8 3. Show Interest: Show interest in the child. Look directly at the child when speaking to them. Keep the child focused and on task. Sit next to the child. Explain plan for the session. Be clear when giving directions.
9 4. Be Patient: Show empathy. The child may need directions repeated or paraphrased. They often need multiple opportunities before understanding the skill. Allow the child time to think and speak. It is ok to make mistakes. Tutors often work with children who are below grade level or behind on their work. Expect slow progress!
10 5. Establish Routine: Tell the child the plan for the session and follow this plan. Ex. First we will read this story, and then you will retell it to me in order. I will help you determine the main idea and 3 details. If you do more than one task with children during each session, it is best to have a set order. (Keep order each session.) Children like consistency and routine. If you have a set time for the session, it may be wise to show a timer. Children may be ok with working on a challenging task for 10 minutes. They often like knowing how much time is left.

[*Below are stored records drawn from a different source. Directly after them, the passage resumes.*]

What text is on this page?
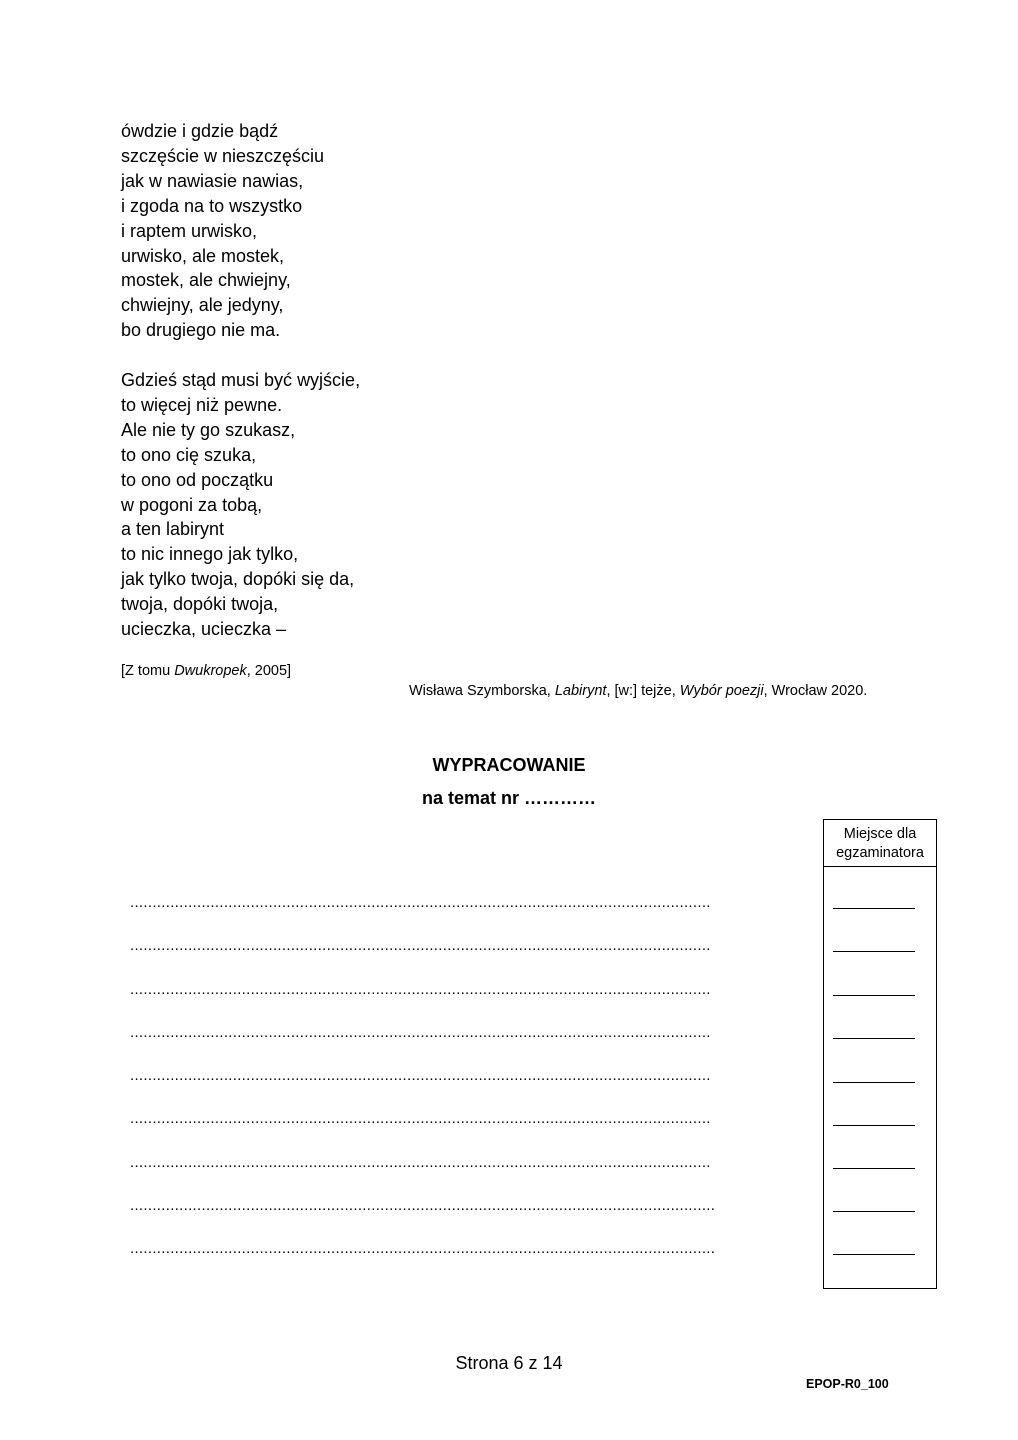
ówdzie i gdzie bądź
szczęście w nieszczęściu
jak w nawiasie nawias,
i zgoda na to wszystko
i raptem urwisko,
urwisko, ale mostek,
mostek, ale chwiejny,
chwiejny, ale jedyny,
bo drugiego nie ma.
Gdzieś stąd musi być wyjście,
to więcej niż pewne.
Ale nie ty go szukasz,
to ono cię szuka,
to ono od początku
w pogoni za tobą,
a ten labirynt
to nic innego jak tylko,
jak tylko twoja, dopóki się da,
twoja, dopóki twoja,
ucieczka, ucieczka –
[Z tomu Dwukropek, 2005]
Wisława Szymborska, Labirynt, [w:] tejże, Wybór poezji, Wrocław 2020.
WYPRACOWANIE
na temat nr …………
..................................................................................................................................
..................................................................................................................................
..................................................................................................................................
..................................................................................................................................
..................................................................................................................................
..................................................................................................................................
..................................................................................................................................
...................................................................................................................................
...................................................................................................................................
Miejsce dla
egzaminatora
Strona 6 z 14
EPOP-R0_100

11 6. Avoid Behavior Problems: Use terms “Work, Respect and Belong” with children. Ex. You are doing careful work on your cursive. Ex. Please be respectful in the library. Use terms “Expected and Unexpected” to explain behaviors. Ex. It is expected that you would work on this story. Ex. It is unexpected that you talk back to me. DO NOT ALLOW inappropriate or disrespectful behavior. If you allow it one time, children learn that they can do this every time you come. Be clear about what you expect. If a child behaves inappropriately, say in a kind way, “No, you cannot do this here. It doesn’t help you learn.” Tell the teacher about behavior problems. If behavior is disrespectful during the session, end session early and return the child to the room. Ask teacher for suggestions. Avoid getting into a power struggle with the child about his/her behavior. If you feel that the behavior is not ok, you are probably right. Stopping this behavior early is best.
12 7. Keep Child Motivated: Make learning fun and interesting. For young children, if works to act like this task is a game. Keep child busy during session. Could offer a fun activity at end of session (as reward). Show genuine interest in this task or skill. Give reasons why this task is important to learn. Stay positive. Break down the task enough so child is successful. Minnesota Reading Corps Trainers tell me that if a child is successful at something, they will want to do this more often. Success is more of a motivator than interest. If something appears too hard, people often want to quit.
13 8. Have Fun: Students LOVE when college students come to their rooms, and they usually enjoy this extra time and attention. Enjoy this time with the child. Often college students tell us their time with the students is a highlight of their week. KNOW THAT YOU ARE IMPORTANT to the child and the school!